1 1              1485.          2.78             260.   110
2 2              1587.          2.53             281.   322
3 3              1228.          2.84             274.    25
4 4              1568.          2.26             285.    43

# Barplot - Avg Rainfall by Cluster
ggplot(cluster_summary, aes(x = Cluster, y = Avg_Rainfall, fill = Cluster)) +
  geom_col() +
  labs(title = "Average Rainfall by Cluster",
       y = "Average Annual Rainfall (mm)") +
  theme_minimal()

#Boxplot - Rainfall by Cluster
ggplot(water_data, aes(x = Cluster, y = `Rainfall Impact (Annual Precipitation in mm)`, fill = Cluster)) +
  geom_boxplot() +
  labs(title = "Rainfall Distribution by Cluster",
       y = "Annual Rainfall (mm)") +
  theme_minimal()

#Scatterplot - Rainfall vs. Depletion
ggplot(water_data, aes(x = `Rainfall Impact (Annual Precipitation in mm)`, 
                                y = `Groundwater Depletion Rate (%)`, 
                                color = Cluster)) +
  geom_point(size = 3, alpha = 0.7) +
  labs(title = "Rainfall vs.
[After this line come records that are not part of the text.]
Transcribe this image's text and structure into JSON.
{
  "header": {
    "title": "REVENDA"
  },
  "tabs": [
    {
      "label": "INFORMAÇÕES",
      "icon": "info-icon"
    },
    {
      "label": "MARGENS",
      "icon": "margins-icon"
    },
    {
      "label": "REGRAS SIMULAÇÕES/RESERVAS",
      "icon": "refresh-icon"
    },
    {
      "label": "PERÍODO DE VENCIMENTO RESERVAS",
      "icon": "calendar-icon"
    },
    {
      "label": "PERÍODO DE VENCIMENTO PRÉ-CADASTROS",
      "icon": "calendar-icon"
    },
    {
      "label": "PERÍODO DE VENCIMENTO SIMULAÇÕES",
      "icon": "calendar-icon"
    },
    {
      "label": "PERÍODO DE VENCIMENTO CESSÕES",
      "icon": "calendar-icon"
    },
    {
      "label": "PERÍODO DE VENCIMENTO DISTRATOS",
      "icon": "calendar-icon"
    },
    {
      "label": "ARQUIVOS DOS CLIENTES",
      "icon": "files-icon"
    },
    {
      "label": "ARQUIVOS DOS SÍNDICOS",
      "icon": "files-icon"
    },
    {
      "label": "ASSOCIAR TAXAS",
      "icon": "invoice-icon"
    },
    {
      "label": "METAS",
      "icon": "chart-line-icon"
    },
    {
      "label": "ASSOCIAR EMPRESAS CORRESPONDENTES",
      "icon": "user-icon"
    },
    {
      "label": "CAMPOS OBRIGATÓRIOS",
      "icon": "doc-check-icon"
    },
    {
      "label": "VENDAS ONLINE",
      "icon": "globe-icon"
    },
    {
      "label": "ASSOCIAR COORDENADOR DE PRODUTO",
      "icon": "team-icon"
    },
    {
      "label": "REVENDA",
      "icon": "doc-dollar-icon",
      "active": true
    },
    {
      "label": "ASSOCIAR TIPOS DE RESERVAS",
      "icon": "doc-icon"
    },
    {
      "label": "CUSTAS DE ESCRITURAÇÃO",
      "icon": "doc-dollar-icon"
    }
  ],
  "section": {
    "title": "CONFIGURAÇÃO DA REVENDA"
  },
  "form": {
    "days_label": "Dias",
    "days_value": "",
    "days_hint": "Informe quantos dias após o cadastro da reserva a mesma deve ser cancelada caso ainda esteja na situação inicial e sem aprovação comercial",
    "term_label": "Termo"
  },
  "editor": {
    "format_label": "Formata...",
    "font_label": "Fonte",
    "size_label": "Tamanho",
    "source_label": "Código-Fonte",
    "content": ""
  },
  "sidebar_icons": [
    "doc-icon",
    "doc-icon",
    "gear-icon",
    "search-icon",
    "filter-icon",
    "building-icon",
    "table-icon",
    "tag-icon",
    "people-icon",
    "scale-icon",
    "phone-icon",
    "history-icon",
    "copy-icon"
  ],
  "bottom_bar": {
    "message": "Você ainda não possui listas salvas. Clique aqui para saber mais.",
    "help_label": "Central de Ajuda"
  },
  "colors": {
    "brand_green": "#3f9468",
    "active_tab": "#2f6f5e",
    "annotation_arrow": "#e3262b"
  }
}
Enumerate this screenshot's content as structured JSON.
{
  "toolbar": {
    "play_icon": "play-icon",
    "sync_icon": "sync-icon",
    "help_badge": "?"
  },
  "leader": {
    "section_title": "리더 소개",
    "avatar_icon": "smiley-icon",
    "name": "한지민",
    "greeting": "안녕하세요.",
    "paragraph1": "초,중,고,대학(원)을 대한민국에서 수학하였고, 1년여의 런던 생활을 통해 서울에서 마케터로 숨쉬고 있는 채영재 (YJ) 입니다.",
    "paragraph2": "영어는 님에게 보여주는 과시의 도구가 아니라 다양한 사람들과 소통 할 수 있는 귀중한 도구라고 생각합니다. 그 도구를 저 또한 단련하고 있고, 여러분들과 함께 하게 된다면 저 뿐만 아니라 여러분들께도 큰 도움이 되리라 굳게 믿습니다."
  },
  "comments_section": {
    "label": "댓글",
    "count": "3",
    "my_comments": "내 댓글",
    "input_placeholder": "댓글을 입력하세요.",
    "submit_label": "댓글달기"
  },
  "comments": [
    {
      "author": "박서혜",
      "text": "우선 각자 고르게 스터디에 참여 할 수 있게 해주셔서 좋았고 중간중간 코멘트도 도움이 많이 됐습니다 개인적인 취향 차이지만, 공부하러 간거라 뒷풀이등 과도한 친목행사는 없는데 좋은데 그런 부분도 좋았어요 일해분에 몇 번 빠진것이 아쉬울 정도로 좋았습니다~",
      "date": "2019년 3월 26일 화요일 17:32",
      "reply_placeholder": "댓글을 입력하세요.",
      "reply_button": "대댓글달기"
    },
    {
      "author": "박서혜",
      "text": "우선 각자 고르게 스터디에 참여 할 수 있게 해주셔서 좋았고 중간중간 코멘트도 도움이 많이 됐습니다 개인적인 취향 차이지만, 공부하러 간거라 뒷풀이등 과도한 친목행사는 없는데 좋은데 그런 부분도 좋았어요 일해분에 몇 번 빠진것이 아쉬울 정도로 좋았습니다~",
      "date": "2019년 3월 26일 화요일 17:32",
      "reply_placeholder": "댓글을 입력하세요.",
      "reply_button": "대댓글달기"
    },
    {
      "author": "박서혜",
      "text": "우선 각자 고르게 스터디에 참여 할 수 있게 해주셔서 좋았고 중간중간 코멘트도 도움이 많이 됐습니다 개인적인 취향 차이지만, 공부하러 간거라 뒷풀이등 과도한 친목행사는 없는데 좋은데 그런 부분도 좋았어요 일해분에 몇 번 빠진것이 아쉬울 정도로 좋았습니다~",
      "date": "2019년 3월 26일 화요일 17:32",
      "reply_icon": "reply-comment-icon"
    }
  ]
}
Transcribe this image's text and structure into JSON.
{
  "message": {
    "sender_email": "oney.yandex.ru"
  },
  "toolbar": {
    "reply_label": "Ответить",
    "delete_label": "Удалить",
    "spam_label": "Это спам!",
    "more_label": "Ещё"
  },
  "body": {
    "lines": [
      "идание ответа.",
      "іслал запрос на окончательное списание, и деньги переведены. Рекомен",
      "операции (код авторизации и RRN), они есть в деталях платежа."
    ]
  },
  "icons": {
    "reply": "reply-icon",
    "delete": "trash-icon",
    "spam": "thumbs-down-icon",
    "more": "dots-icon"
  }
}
Groundwater Depletion by Cluster",
       x = "Annual Rainfall (mm)",
       y = "Groundwater Depletion Rate (%)") +
  theme_minimal()

# ANOVA: Does rainfall differ significantly across dendrogram-based clusters?
anova_result <- aov(`Rainfall Impact (Annual Precipitation in mm)` ~ Cluster, data = water_data)

# View the ANOVA summary
summary(anova_result)

             Df   Sum Sq Mean Sq F value   Pr(>F)    
Cluster       3  3500833 1166944   14.74 3.31e-09 ***
Residuals   496 39275434   79184                     
---
Signif. codes:  0 '***' 0.001 '**' 0.01 '*' 0.05 '.' 0.1 ' ' 1

The Bar plot above shows that Cluster 3 has the least average rainfall, followed by Cluster 1, and then Clusters 2 and 4 with the highest amount of rain. The box plot above shows us that there are clear differences in rainfall across clusters. We can also run a more formal ANOVA test to see if rainfall differs across counties. In the ANVOA test we are testing:

Null Hypothesis (H₀): Mean rainfall is the same across all clusters Alternative Hypothesis (H₁): At least one cluster has a different mean rainfall

The results above show that, F-value is 14.74 and the p-value is less than 0.001, so we can reject the null hypothesis. This shows us that at least one cluster has a significantly different mean rainfall level. This supports our earlier visual findings and confirms that rainfall plays a meaningful role in how countries are grouped based on water-related characteristics.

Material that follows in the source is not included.